By the time Col reached the Grand Assembly Hall, the meeting was already under way. The crowd was small, but densely packed towards the front of the hall. Col stepped swiftly across the open space and mingled in at the back of the throng. Luckily, all their attention was focused forward.
A furious discussion was going on at the front of the hall. There was a smell of stale sweat in the air, and a tension so thick it could have been cut by a knife. Everyone looked drawn and tired. Unlike Col, they’d had no chance to snatch any sleep during the night.
‘We have to attack before they attack us!’
‘We’ll go down fighting!’
‘If they use more gas bombs against us . . .’
‘The scum! The evil, murdering scum!’
‘How do we fight against gas?’
Lye, Shiv, Padder, Gansy and Riff were all there, trying to make their voices heard above the noise. Riff dragged a chair into place and climbed up on it.
‘Never surrender!’ she
shouted. ‘Never! But we have to use our heads. No suicidal charges. We’ve already seen their gas bombs. We have to find out what else they’ve got.’
‘How can we?’ a voice shouted back. ‘Unless we attack them!’
‘We find out the same way the Council has always found things out. Right?’ Riff appealed to the other Council members. ‘There are people on board who can research those other juggernauts. If we put them to work . . .’
‘She means Swanks,’ another voice interrupted, in a tone of disgust.
Col was dying to speak out and tell them that Septimus and Professor Twillip had already done the research. But the crowd’s angry mood made him think twice about attracting attention.

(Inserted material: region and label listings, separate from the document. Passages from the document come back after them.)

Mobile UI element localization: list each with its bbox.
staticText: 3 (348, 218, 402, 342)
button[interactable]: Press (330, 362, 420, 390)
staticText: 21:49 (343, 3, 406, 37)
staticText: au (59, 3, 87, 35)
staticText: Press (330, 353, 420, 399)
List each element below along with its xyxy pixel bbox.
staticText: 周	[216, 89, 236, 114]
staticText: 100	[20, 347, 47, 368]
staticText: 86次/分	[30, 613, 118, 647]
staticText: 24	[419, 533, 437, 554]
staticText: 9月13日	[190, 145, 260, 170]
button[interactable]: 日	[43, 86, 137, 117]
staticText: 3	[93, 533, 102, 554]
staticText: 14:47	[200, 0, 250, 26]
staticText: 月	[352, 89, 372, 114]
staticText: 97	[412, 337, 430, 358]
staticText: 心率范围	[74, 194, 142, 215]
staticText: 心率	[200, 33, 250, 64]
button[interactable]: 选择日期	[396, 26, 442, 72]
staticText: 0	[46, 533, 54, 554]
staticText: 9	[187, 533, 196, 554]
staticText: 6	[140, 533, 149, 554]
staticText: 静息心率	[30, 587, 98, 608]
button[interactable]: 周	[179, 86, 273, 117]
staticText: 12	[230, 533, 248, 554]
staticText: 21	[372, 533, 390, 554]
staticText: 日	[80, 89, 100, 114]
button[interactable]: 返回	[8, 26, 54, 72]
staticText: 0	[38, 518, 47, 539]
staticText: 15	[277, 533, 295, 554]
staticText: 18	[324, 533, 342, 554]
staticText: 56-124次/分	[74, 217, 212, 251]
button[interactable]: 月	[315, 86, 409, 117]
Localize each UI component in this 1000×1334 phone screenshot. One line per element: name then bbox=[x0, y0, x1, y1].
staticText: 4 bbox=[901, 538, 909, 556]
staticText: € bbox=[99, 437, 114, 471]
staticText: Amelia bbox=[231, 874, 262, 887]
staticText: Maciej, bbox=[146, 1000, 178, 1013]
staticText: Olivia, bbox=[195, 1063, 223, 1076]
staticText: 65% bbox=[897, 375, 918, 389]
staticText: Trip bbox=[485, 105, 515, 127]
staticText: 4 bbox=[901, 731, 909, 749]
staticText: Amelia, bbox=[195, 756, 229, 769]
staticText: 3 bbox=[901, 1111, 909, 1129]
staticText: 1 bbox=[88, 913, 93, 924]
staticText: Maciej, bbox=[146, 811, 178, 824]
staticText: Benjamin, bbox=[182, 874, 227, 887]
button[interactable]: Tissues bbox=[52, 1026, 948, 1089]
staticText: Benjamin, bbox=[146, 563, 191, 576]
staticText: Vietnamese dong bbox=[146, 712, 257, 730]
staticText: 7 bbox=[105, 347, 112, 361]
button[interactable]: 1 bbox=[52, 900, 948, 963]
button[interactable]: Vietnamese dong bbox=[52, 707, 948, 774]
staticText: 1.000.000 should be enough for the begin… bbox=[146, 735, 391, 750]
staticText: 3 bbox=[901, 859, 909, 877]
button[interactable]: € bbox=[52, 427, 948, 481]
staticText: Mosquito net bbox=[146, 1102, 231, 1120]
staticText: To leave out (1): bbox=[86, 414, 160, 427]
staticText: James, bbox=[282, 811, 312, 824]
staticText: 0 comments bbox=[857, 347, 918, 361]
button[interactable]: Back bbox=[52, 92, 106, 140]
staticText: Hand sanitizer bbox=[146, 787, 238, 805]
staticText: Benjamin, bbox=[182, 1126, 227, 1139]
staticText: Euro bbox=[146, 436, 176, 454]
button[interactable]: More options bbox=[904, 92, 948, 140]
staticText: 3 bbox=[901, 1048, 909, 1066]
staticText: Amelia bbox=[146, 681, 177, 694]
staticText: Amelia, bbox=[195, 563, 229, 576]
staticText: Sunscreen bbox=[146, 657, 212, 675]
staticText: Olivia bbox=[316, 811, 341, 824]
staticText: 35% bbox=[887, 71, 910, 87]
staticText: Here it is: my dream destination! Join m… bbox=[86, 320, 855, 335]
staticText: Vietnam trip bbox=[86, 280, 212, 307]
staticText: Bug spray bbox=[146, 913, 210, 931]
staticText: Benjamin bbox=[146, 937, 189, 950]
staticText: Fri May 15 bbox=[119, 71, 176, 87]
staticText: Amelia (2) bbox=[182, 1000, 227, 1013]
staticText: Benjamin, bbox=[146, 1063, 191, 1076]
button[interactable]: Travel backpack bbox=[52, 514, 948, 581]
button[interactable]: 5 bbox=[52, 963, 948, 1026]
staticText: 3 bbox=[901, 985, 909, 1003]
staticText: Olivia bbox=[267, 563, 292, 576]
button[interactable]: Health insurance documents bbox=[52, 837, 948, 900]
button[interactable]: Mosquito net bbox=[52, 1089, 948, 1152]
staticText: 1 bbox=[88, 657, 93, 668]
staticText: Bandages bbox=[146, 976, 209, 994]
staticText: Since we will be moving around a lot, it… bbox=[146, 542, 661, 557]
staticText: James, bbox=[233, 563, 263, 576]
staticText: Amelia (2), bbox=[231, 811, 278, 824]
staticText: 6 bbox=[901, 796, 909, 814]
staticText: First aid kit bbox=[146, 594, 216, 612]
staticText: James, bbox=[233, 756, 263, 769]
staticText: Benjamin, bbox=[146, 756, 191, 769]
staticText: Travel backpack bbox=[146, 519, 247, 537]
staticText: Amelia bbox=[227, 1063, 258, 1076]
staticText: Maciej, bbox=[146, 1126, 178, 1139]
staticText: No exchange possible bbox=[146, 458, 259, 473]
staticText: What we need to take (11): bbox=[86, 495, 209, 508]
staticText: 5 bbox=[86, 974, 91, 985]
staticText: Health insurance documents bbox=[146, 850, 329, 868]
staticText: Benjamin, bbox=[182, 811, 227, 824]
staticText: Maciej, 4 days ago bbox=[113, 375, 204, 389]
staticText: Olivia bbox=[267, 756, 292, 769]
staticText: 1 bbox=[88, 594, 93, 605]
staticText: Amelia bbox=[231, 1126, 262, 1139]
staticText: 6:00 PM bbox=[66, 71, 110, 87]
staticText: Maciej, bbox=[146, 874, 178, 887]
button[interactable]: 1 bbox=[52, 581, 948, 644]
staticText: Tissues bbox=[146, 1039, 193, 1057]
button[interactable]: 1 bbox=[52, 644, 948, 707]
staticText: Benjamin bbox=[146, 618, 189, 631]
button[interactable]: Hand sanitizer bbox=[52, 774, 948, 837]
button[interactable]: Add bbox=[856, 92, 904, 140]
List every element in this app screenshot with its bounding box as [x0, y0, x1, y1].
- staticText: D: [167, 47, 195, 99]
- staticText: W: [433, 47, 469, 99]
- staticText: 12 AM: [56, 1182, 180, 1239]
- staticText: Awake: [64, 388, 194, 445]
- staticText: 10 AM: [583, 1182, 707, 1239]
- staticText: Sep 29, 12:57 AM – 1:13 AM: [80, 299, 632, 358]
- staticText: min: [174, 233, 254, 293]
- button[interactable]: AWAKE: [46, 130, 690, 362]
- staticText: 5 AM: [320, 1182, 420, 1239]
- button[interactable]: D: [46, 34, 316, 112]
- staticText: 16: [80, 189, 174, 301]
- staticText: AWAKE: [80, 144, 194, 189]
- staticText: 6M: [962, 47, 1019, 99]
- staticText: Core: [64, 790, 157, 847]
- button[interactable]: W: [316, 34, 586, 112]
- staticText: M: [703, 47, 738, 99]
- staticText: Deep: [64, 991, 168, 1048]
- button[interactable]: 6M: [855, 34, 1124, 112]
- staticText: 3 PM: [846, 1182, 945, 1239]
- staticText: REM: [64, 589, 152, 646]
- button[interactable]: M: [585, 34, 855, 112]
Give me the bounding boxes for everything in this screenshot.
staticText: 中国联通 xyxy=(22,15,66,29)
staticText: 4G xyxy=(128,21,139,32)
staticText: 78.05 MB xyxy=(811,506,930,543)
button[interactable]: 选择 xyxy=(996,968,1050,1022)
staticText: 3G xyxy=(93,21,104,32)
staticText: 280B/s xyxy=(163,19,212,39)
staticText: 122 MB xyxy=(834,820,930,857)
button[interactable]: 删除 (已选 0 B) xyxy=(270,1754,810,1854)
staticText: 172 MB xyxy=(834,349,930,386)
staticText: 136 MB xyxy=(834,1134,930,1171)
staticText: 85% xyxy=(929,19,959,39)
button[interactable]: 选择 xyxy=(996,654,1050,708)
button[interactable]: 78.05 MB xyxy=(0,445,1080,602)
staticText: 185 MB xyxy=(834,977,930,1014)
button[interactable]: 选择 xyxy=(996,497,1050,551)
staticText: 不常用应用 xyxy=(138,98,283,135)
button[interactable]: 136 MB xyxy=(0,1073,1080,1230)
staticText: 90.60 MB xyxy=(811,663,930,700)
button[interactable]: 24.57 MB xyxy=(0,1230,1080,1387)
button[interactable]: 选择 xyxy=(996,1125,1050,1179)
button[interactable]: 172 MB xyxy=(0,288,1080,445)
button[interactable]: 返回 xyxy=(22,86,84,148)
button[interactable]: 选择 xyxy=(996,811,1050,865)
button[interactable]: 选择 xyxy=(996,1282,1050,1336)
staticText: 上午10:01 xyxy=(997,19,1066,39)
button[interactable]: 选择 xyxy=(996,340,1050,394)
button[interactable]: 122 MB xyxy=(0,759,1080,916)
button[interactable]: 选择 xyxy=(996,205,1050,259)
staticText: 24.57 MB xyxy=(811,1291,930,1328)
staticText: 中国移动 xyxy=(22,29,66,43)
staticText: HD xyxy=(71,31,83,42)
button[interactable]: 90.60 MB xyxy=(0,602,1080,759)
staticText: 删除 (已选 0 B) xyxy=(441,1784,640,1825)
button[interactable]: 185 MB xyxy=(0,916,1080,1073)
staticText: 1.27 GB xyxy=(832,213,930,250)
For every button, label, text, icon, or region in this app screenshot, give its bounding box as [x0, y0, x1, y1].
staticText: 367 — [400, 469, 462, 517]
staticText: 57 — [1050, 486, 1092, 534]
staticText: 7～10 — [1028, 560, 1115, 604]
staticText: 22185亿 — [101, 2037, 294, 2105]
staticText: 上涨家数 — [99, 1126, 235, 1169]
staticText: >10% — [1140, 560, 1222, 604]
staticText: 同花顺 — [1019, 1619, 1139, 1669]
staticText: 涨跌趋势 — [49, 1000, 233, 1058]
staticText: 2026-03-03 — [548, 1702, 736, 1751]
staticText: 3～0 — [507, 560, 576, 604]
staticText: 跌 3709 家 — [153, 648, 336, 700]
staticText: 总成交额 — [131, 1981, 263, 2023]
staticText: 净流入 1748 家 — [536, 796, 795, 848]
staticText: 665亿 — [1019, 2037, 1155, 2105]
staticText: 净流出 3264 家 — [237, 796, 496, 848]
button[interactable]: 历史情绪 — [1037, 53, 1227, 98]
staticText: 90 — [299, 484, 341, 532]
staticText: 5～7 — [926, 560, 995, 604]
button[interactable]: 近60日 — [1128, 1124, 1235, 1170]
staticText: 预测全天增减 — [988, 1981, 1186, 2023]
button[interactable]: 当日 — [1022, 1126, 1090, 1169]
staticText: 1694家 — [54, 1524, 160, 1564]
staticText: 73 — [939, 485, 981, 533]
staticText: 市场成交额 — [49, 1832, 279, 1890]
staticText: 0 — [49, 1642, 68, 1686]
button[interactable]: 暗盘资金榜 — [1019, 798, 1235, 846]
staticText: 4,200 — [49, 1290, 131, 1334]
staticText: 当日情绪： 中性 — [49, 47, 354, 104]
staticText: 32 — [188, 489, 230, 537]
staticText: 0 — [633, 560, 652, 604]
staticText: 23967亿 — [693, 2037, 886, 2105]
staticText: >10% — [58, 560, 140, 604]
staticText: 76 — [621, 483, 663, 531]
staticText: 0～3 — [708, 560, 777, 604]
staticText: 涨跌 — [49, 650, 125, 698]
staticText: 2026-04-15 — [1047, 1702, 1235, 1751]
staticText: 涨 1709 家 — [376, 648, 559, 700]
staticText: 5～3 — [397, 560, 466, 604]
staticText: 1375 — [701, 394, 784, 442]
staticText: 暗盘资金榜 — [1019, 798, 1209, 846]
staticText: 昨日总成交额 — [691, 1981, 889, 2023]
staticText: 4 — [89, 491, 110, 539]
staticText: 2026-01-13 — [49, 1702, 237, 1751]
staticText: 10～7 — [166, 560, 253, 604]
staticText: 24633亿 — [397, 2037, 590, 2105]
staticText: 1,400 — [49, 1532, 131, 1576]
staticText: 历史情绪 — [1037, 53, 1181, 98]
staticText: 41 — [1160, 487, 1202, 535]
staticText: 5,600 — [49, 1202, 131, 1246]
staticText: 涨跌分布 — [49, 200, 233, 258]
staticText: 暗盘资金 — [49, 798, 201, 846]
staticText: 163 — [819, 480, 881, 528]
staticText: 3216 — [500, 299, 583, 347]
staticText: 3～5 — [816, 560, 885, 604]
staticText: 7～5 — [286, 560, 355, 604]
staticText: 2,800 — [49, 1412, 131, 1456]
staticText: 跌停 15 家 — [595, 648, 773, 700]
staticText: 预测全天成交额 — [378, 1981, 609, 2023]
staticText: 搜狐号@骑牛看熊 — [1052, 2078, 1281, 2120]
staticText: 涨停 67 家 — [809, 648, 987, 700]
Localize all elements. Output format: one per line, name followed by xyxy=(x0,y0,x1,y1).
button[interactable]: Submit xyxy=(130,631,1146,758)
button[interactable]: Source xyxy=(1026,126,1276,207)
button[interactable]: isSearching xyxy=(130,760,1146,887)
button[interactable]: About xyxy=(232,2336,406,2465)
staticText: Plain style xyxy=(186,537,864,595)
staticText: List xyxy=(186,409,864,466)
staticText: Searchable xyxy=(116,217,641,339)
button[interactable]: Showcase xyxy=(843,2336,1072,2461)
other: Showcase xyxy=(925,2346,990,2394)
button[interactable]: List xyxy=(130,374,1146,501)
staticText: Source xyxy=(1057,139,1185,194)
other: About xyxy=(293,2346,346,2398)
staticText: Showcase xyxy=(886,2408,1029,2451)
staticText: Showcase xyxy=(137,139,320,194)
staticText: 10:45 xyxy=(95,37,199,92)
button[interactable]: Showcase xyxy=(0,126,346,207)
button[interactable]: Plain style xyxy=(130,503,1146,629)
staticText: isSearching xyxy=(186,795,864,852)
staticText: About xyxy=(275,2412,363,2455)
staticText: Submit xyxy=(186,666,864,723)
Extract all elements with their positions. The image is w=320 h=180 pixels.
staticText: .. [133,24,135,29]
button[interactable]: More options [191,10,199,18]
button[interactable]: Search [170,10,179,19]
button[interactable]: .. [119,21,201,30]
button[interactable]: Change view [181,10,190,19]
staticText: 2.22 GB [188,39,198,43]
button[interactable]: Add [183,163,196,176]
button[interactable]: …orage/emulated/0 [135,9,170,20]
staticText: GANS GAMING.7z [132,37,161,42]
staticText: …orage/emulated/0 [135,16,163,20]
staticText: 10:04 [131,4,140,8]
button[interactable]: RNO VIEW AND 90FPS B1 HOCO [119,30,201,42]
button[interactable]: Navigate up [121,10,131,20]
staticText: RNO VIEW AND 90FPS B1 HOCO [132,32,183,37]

‘We don’t have time for grudges,’ said Riff. ‘We need all the help we can get.’
‘I wouldn’t trust their help,’ snorted Padder. Even Riff’s own brother wouldn’t support her.
‘We have a better plan,’ cried Lye, and rose up suddenly as high as Riff. She had found and mounted another chair ten feet away. She looked once at Riff, then turned to address the crowd. ‘Airborne assault. Shiv and I have discussed it. We shoot ropes across from our superstructure to their superstructure. Then our assault troops slide across on the ropes.’
‘Where do we get the ropes?’ Gansy asked.
‘Plenty of coils of rope on Fourth Deck. All we need are grappling hooks to go on the end.’
‘The manufacturing decks can make them,’ put in Shiv. ‘Bits of metal welded together. It’ll be easy to snag the hooks in all those masts and wires on top of the Russian juggernaut.’
Riff had a thoughtful expression on her face. ‘They’ll bring up a thousand defenders before we get a hundred attackers across.’
‘We’ll take them by surprise,’ Lye answered. ‘It’s better than a suicidal charge, isn’t it?’
Riff nodded. Obviously she wasn’t opposed to the plan in principle. ‘How would we shoot the ropes across?’